With just hours to go, it appears as though there will be no budget deal, and if lawmakers fail to approve some form of compromise, they will then need two-thirds approval, rather than a simple majority, on any legislation passed after the end of session.
“Today we’ve seen a complete dereliction of duty by the majority in the General Assembly,” Rauner said during a press conference Wednesday. “Once again, a tragic failure to serve the people of Illinois.”
Even before the midnight deadline, the Illinois House already preemptively approved meetings in continuous session, planning to return to Springfield on Wednesdays throughout June, with the next goal (barring any last minute Wednesday agreement) as June 30.
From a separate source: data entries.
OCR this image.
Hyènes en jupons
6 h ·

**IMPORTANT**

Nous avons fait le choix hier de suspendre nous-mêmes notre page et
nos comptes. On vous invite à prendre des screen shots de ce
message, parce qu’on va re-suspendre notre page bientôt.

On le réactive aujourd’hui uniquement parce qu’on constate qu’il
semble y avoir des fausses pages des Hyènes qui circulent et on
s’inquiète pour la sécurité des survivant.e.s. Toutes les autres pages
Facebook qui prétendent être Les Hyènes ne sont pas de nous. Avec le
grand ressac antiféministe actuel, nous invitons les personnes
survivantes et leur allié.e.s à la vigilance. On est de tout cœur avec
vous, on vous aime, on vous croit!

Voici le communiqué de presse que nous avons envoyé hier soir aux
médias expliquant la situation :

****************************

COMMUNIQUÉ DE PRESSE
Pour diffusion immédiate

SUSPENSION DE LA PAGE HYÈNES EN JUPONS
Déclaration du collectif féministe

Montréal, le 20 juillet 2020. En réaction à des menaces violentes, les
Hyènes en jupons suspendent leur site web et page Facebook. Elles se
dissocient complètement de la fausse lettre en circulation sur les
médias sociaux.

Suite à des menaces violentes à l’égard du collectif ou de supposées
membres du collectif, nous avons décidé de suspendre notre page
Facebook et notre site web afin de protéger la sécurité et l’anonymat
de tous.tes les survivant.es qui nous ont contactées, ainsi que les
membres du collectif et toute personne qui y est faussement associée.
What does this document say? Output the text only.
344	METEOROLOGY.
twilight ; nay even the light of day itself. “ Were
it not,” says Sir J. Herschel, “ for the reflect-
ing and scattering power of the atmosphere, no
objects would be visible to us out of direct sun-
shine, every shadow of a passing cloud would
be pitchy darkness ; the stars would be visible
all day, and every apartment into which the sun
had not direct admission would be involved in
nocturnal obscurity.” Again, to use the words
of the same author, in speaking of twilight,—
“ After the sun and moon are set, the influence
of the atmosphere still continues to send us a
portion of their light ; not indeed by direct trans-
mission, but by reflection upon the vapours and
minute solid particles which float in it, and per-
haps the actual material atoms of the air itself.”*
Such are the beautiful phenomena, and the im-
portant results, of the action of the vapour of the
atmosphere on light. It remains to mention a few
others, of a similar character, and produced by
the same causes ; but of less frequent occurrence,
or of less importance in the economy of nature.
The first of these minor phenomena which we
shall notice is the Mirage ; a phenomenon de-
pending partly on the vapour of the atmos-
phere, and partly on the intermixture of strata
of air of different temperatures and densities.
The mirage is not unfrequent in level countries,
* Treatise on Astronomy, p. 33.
By then, schools, particularly Chicago Public Schools, will be even more anxious to see what state funding for the fall may look like.
While the final day has seen no protests, activists came to Springfield Tuesday to express their disdain over the state’s nearly two-yearlong budget impasse, storming the Capitol in a spectacle that ended in multiple arrests.
After about a dozen protesters were removed from the House gallery for disrupting session in the afternoon, dozens gathered in front of Gov. Bruce Rauner’s office late into the night, refusing to leave until state police arrived.
"What do we want? Universal mental healthcare," they chanted. "When do we want it? Now."
Many of those participating represented social service agencies that have not been paid during the impasse, with some taking part in a March to Springfield to send a message.
"People are angry because they’re hurting,” said Kristi Sanford, of activist group The People’s Lobby. “So we have people who’ve marched 15 days and 200 miles from Chicago to Springfield because they’ve lost loved ones without health care, or they can’t get the mental health care they need, or their schools are underfunded or their MAP grants have been taken away.”
State Capitol police issued three warnings to the protesters, who zip tied themselves together in front of Rauner’s office, and just after 10:30 p.m., those refusing to move were arrested and removed.
Thirty-four people were taken into custody, held for about an hour and then released, authorities said, adding that they will be charged with criminal trespassing.
While a budget deal remains elusive, lawmakers continued to pass other legislation Wednesday, with several lobbyists – including one of Chicago Mayor Rahm Emanuel’s closest aides, Michael Sacks – monitoring the action from both chambers.
Two people that remained out of sight on session’s final day? Rauner and Illinois House Speaker Michael Madigan, both figures central to the stalemate.